“Earthbound” is a bit of a Dr. Who riff on the hijinks of a lonely alien experiencing modern day Europe. Only, in this case, we’re kept guessing about whether Joe (Rafe Spall) is actually the man who fell to Earth or the one who flew over the cuckoo’s nest. His beliefs are the result of his father’s deathbed confession that the pair of them escaped from planet Zaxalon years ago to avoid death via the ritual sacrifice of an invading alien species. Joe must continue posing as a human to avoid Zalador’s ever-watchful bounty hunters. That’s a lot of heavy stuff to lay on an impressionable 11-year-old. A young boy has a hard enough time trying to fit in without the baggage of believing he’ll never live a normal human life because the entire fate of a species rests on his shoulders. So “Earthbound” is either about an orphaned alien in Dublin attempting to fulfill his destiny, or it’s about a young man who, thanks to his manic-depressive father, has been living a lonely, delusional life. Separately, either of these plots might have made really good films. But together, the two stories never gel. Writer/director, Alan Brennan, wastes so much time keeping us guessing that he forgets to develop his characters. By the time he reveals the truth, you’re no longer invested in the ending. You just want it to end.
On the bright side, the film maintains a light, campy tone that forgives many of its flaws. References to other comic book and sci-fi stories are so prevalent that it sometimes feels a bit like plagiarism. Joe is basically a reverse Superman as he is weakened, not strengthened by the Earth’s yellow sun. Thus, he has an endless list of allergies and ailments. His father provides beyond-the-grave guidance via a holographic database, bringing to mind Jor-El’s crystal messages in the Fortress of Solitude. These references also lend to the question of his sanity. Are the comics and movies really misinterpretations of the real deal? Or did pop culture help Joe flesh out his fantasy?

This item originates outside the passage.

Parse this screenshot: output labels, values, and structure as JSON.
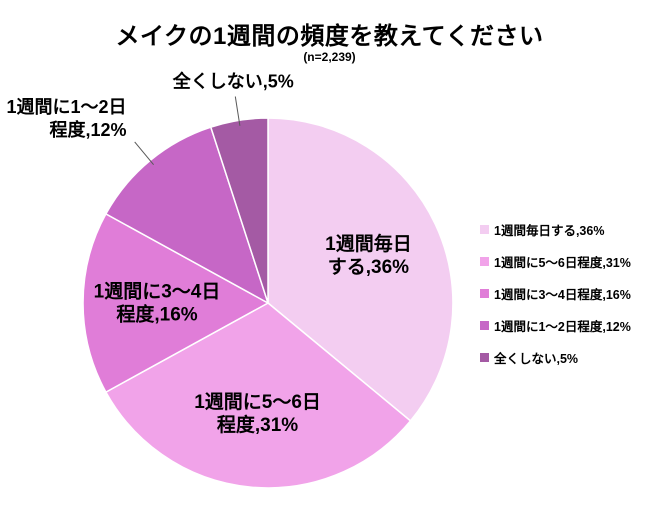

We see the story from Joe’s point of view so even though his sanity is constantly in question, we’re privy to plenty alien business. His paranoia regarding the bounty hunters keeps things suspenseful. Are those shifty fellows from H.R. just waiting for their moment to strike, or do they really just want to give Joe a promotion? Spall’s performance is endearing, channeling the joy, excitement and adoration for humanity that David Tennant displayed on Dr. Who. He’s not so much a force to be reckoned with as the 10th doctor, but he’s brave and determined. It’s mainly the romantic aspect of this Sci-Fi RomCom that falls short.
Joe has zero chemistry with his love interest, Maria (Jen Murray). Joe only decides to pursue her when the alien device on his wrist identifies her as a one-in-a-million genetic match for mating. Genetic compatibility is not quite the same thing as love at first sight. Maria’s attitude toward Joe seems to fluctuate between wariness and pity. He has to be very persistent to get her to go out with him. Even then, she only agrees because, as a last ditch effort, he happens to suggest one of her favorite activities (laser tag). Though they eventually move in together, Maria never really seems to like him all that much. Their relationship is, at best, a grammar school romance. Some of the blame may lie with the performances. I’ve never seen Jen Murray before so I don’t know if she’s always this bland. But I’m not sure even Billie Piper could have made the character endearing. Once Joe confesses his secret, Maria spends much of the rest of the film trying to get him committed. This one-in-a-million woman sure is a jerk.
Overall, I’d recommend spending a Sunday afternoon with “Earthbound.” But it’s definitely not marriage material.